Place the butter in a saucepan or frying pan over medium-high heat. Once the butter has nearly melted, add the sage leaves, pine nuts and dried chilli flakes, and continue to cook for 2–3 minutes, until the sage is frizzled and the butter has gone a lovely golden-brown colour and smells sweet and nutty. Remove from the heat and squeeze in the lemon juice. Stir to combine.
Place the gnudi in a serving bowl and drizzle with the butter sauce, then add shavings of parmesan and season once more. Serve immediately.
Waldorf-y in vibe, this is a real fave of mine with its bright, fresh, crunchy notes and a real zing that screams sunshine even in the heart of winter. The ashed goats cheese adds a distinctive earthy flavour with subtle smokiness, and offers a beautiful colour pop of charcoal and crisp white.
Place your hazelnuts on a baking tray, then dry-roast for about 10 minutes (make sure you set the timer, you do not want to burn them). Remove, cool slightly and pop into a clean tea towel, rubbing to remove the excess skins. Chop roughly and set aside.

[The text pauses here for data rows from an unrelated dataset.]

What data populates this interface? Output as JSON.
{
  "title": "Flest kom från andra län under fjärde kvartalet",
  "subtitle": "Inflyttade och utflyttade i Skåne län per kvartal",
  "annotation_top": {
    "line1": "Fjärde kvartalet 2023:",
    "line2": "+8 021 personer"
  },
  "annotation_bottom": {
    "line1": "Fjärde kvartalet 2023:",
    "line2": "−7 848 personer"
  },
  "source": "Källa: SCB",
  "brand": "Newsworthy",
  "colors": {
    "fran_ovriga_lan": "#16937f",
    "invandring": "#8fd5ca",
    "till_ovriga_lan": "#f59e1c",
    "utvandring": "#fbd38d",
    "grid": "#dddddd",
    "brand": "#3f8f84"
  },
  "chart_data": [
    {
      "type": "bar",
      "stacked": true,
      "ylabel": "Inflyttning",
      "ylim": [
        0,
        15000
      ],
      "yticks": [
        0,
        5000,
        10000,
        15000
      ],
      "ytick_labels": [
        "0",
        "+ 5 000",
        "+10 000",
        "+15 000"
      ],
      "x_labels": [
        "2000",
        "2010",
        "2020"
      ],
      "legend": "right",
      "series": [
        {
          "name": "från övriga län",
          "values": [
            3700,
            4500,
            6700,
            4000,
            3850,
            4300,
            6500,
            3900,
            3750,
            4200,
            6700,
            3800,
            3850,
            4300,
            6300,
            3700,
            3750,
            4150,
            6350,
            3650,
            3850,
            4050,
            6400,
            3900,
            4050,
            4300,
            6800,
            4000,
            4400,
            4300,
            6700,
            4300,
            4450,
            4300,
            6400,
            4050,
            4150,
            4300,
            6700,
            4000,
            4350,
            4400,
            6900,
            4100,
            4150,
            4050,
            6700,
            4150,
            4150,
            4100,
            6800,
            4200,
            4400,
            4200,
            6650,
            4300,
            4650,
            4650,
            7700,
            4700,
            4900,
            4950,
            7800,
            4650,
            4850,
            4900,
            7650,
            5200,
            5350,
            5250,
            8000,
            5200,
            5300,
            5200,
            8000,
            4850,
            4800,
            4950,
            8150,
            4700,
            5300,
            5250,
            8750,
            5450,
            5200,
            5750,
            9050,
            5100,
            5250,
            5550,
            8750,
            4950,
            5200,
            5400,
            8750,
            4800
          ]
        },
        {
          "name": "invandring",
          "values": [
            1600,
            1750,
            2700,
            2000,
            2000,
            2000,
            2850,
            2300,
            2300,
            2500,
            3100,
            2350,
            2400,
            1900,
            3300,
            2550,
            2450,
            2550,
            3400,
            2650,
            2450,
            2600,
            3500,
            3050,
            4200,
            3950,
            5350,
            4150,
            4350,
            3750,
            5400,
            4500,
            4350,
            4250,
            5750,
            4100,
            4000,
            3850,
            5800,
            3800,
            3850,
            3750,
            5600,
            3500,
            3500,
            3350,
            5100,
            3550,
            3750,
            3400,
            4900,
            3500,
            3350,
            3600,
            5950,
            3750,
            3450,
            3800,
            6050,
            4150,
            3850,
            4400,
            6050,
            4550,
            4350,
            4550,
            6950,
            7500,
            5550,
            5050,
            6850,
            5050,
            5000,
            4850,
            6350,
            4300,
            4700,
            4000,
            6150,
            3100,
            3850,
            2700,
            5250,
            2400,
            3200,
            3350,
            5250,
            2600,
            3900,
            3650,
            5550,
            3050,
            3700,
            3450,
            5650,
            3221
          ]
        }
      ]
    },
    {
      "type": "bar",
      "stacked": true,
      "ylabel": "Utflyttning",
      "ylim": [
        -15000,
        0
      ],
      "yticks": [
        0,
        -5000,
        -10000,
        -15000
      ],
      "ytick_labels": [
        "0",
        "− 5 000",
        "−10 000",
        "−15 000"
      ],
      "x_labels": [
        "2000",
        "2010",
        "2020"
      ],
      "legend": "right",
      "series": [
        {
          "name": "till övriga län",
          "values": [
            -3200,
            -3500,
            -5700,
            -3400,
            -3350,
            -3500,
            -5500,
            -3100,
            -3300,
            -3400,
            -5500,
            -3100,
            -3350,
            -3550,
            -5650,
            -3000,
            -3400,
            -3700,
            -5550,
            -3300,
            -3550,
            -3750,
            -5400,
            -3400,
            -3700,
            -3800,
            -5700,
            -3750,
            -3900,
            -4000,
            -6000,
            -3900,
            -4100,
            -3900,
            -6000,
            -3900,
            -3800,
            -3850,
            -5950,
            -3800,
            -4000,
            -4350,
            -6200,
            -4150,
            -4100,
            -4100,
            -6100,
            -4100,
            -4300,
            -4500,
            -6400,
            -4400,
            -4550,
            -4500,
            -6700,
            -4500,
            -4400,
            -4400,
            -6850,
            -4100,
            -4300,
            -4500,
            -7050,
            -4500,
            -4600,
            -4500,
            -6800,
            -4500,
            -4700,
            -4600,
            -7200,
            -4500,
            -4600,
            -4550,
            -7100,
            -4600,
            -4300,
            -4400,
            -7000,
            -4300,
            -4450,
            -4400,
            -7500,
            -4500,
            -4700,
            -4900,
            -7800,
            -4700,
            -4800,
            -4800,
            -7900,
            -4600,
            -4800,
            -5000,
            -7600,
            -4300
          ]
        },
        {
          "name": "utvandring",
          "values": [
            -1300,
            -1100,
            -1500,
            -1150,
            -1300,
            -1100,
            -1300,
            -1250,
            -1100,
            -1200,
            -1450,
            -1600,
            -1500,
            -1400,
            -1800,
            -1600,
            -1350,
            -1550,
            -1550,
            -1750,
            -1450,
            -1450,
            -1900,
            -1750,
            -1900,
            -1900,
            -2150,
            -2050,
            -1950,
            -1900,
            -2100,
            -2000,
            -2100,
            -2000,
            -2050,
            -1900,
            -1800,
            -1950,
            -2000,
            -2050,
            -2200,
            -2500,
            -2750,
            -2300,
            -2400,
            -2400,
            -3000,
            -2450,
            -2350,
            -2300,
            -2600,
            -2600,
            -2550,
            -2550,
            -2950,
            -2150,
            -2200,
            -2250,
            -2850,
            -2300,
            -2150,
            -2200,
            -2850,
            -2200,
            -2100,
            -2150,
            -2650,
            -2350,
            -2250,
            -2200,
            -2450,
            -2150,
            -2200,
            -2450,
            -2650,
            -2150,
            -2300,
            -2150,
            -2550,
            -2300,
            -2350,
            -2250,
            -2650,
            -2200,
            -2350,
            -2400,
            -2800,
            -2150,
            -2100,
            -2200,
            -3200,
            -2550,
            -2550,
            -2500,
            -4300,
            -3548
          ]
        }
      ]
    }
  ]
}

Using a mandoline, food processor or sharp knife, finely shave your fennel bulb and place on a serving plate, reserving the fronds. Follow with your grapes, ashed goat’s cheese, chopped hazelnuts and plenty of parsley. Fold everything gently to combine. Sprinkle over lemon zest, then squeeze the juice into a jug and stir in some extra virgin olive oil, to make a simple dressing. Pour this all over the salad, season well, top with fennel fronds and take it to the table to tuck in.